When considering the frequency characteristics of KO-CAP, it’s the self-resonant frequency that requires close attention. Usually, you want to operate capacitors below this point. Although it isn’t always the case, if your switching frequency goes beyond 1 MHz, then you may be approaching the limits.
Bias is a simple but not to be overlooked aspect when looking into the viability of an alternative to MLCCs. KO-CAPs are polar devices; therefore, they can’t take reverse bias voltage and be placed and utilized in a location where reverse bias is possible or must be tolerated.
Having considered all of the key parameters, now let’s look at an example using Texas Instruments’ TSP54560B-Q1, a buck converter for automotive applications. The circuit diagram can be seen in Figure 2.
2. MLCCs have become unavailable for this buck application.
Assuming no availability of MLCCs, using the replacement guidelines we can come to the following conclusions:
The input-side capacitors C1, C2, C3, and C10 are 2.2-µF, 50-V, 1206 X7Rs. There isn’t a drop-in replacement for the ceramics, but it’s possible to take the total 8.8-µF capacitance and replace the four ceramics with one 10-µF, 35-V KO-CAP. It’s more than the original capacitance needed, but it’s still within the required range for this regulator. ESR, leakage, and frequency aren’t a concern on the input side, as long as the input isn’t direct battery voltage. A simulation tool such as KEMET’s K-SIM can be used to show their side-by-side comparison.
From a cost perspective, the replacement of four MLCCs with a single device will typically yield a significant cost reduction.
The output-side capacitors C6, C7, C9, and C11 are 22-µF, 10-V, X7R 1206s. In this case, there’s a drop-in replacement KO-CAP. It’s 6.3 V, but more than the output voltage range. Here, the KO-CAP ESR is higher than the ceramic equivalents, but still within the design specification limits. The switching frequency of the circuit is 300 kHz and the self-resonant frequency (SRF) of the proposed replacement device is around 1 MHz, and thus is acceptable.

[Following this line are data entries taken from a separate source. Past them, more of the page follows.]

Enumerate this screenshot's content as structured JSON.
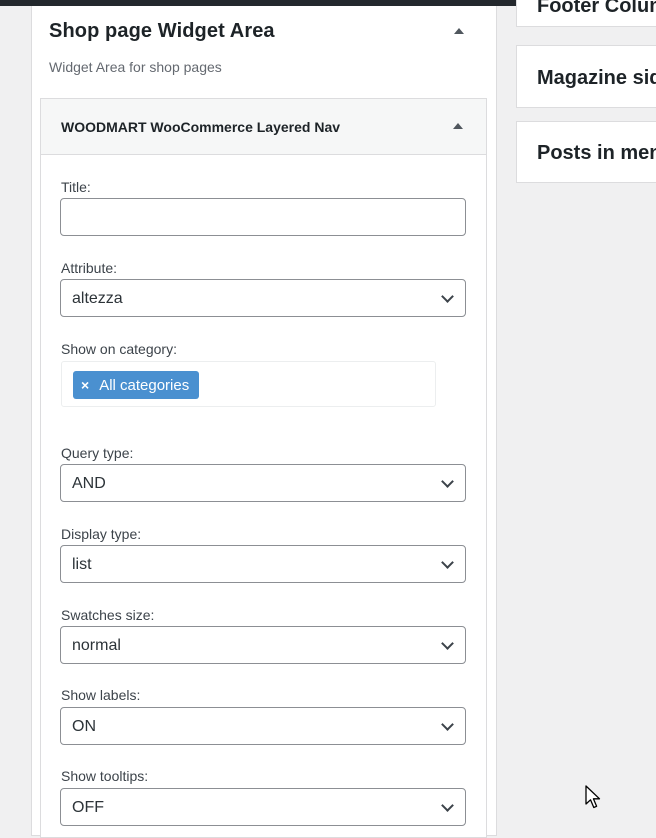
{
  "sidebar": {
    "title": "Shop page Widget Area",
    "description": "Widget Area for shop pages"
  },
  "widget": {
    "title": "WOODMART WooCommerce Layered Nav",
    "title_label": "Title:",
    "title_value": "",
    "attribute_label": "Attribute:",
    "attribute_value": "altezza",
    "show_on_category_label": "Show on category:",
    "category_chip_remove": "×",
    "category_chip": "All categories",
    "query_type_label": "Query type:",
    "query_type_value": "AND",
    "display_type_label": "Display type:",
    "display_type_value": "list",
    "swatches_size_label": "Swatches size:",
    "swatches_size_value": "normal",
    "show_labels_label": "Show labels:",
    "show_labels_value": "ON",
    "show_tooltips_label": "Show tooltips:",
    "show_tooltips_value": "OFF"
  },
  "right_panels": {
    "footer_column": "Footer Column",
    "magazine_sidebar": "Magazine sidebar",
    "posts_in_menu": "Posts in menu"
  },
  "icons": {
    "collapse": "caret-up-icon",
    "dropdown": "chevron-down-icon",
    "cursor": "mouse-pointer-icon"
  }
}
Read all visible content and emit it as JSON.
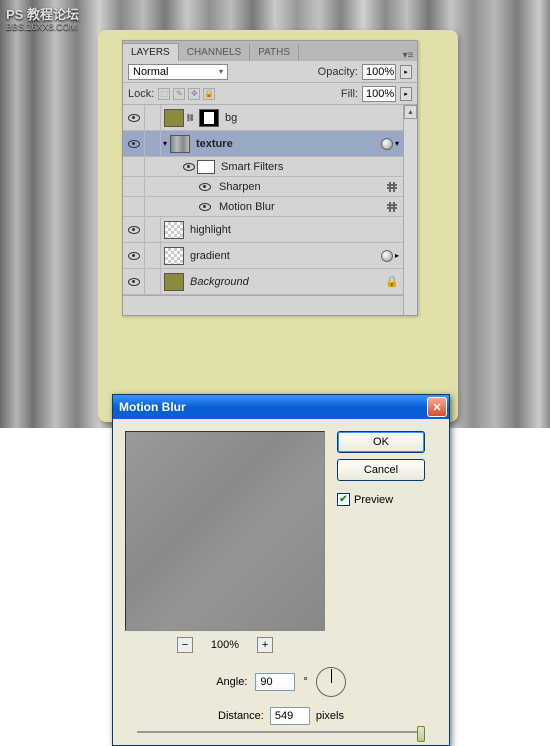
{
  "watermark": {
    "title": "PS 教程论坛",
    "url": "BBS.16XX8.COM"
  },
  "panel": {
    "tabs": [
      "LAYERS",
      "CHANNELS",
      "PATHS"
    ],
    "blend_mode": "Normal",
    "opacity_label": "Opacity:",
    "opacity_value": "100%",
    "lock_label": "Lock:",
    "fill_label": "Fill:",
    "fill_value": "100%",
    "layers": {
      "bg": "bg",
      "texture": "texture",
      "smart_filters": "Smart Filters",
      "sharpen": "Sharpen",
      "motion_blur": "Motion Blur",
      "highlight": "highlight",
      "gradient": "gradient",
      "background": "Background"
    }
  },
  "dialog": {
    "title": "Motion Blur",
    "ok": "OK",
    "cancel": "Cancel",
    "preview": "Preview",
    "zoom": "100%",
    "angle_label": "Angle:",
    "angle_value": "90",
    "angle_unit": "°",
    "distance_label": "Distance:",
    "distance_value": "549",
    "distance_unit": "pixels"
  }
}
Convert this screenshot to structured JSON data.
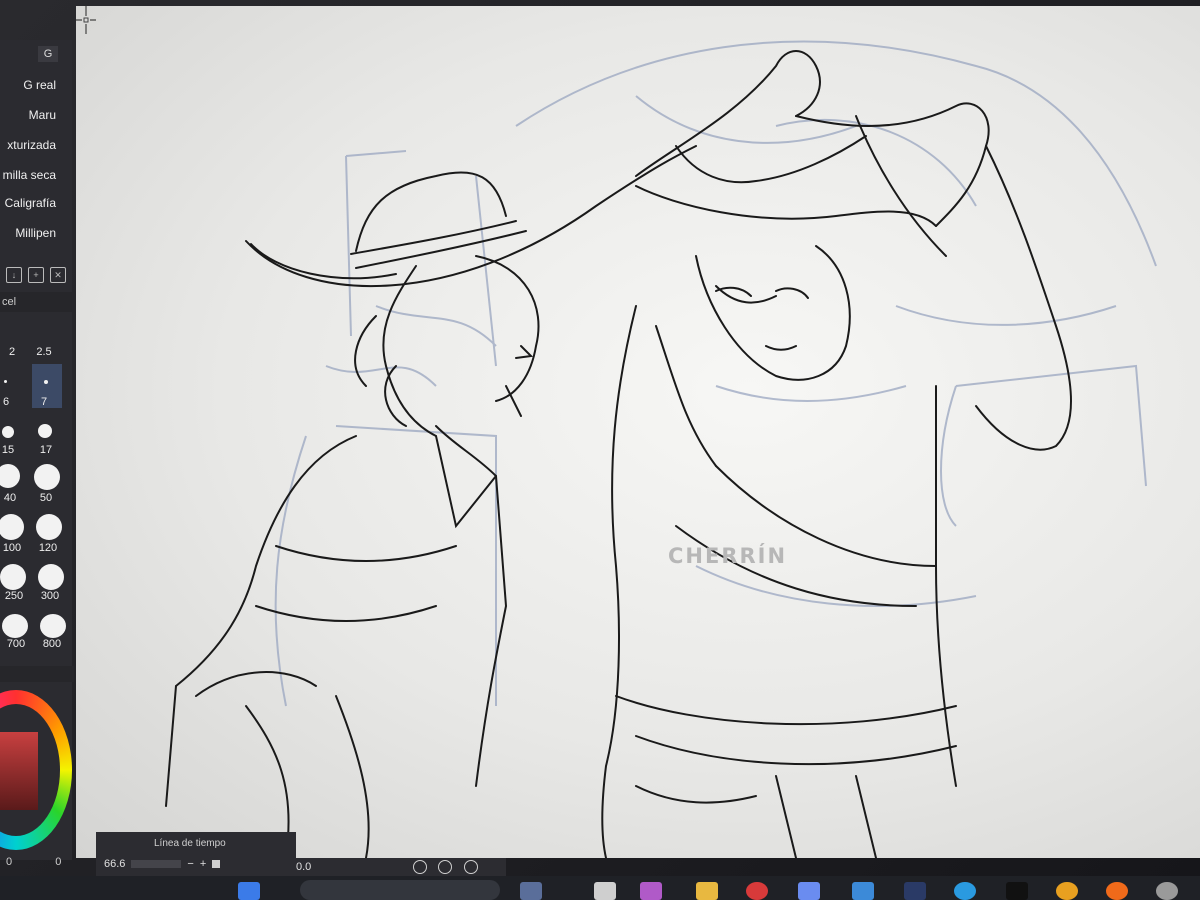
{
  "brush_panel": {
    "tab": "G",
    "brushes": [
      "G real",
      "Maru",
      "xturizada",
      "milla seca",
      "Caligrafía",
      "Millipen"
    ],
    "section_label": "cel",
    "sizes": [
      "2",
      "2.5",
      "6",
      "7",
      "15",
      "17",
      "40",
      "50",
      "100",
      "120",
      "250",
      "300",
      "700",
      "800"
    ],
    "selected_size": "7"
  },
  "canvas": {
    "watermark": "CHERRÍN"
  },
  "timeline": {
    "title": "Línea de tiempo",
    "zoom_value": "66.6",
    "minus_label": "−",
    "plus_label": "+",
    "angle_value": "0.0"
  },
  "bottom_left": {
    "left_value": "0",
    "right_value": "0"
  },
  "taskbar": {
    "icons": [
      "windows-start-icon",
      "search-icon",
      "file-explorer-icon",
      "pinterest-icon",
      "copilot-icon",
      "store-icon",
      "clip-studio-icon",
      "edge-icon",
      "tiktok-icon",
      "chrome-icon",
      "firefox-icon",
      "app-icon"
    ]
  },
  "colors": {
    "panel_bg": "#2b2b30",
    "canvas_bg": "#f3f3f1",
    "sketch_line": "#1a1a1a",
    "rough_line": "#9aa6c0",
    "watermark": "#b7b7b7"
  }
}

In terms of cost, the situation is similar to that of the input side, with the replacement saving close to 50%.
C4, C5, and C8 are other caps that support the functionality of the device. They’re suitable candidates for substitution because of both their physical size and capacitance value. Capacitors of this type aren’t experiencing quite the same supply issues. In this example there’s little discussion of leakage current, because that’s only a concern in systems with fixed non-rechargeable batteries.
Finding a drop-in replacement for difficult or impossible to source MLCCs is possible, but it doesn’t have the same level of value proposition as replacing a bank of capacitors with a much lower quantity of KO-CAPs. Sometimes a review of a problem application will reveal that substitution won’t be feasible. Nonetheless, during times of capacity and supply issues, finding solutions through other avenues could yield a solution that not only overcomes the problem that instigated the review, but bring other benefits, too.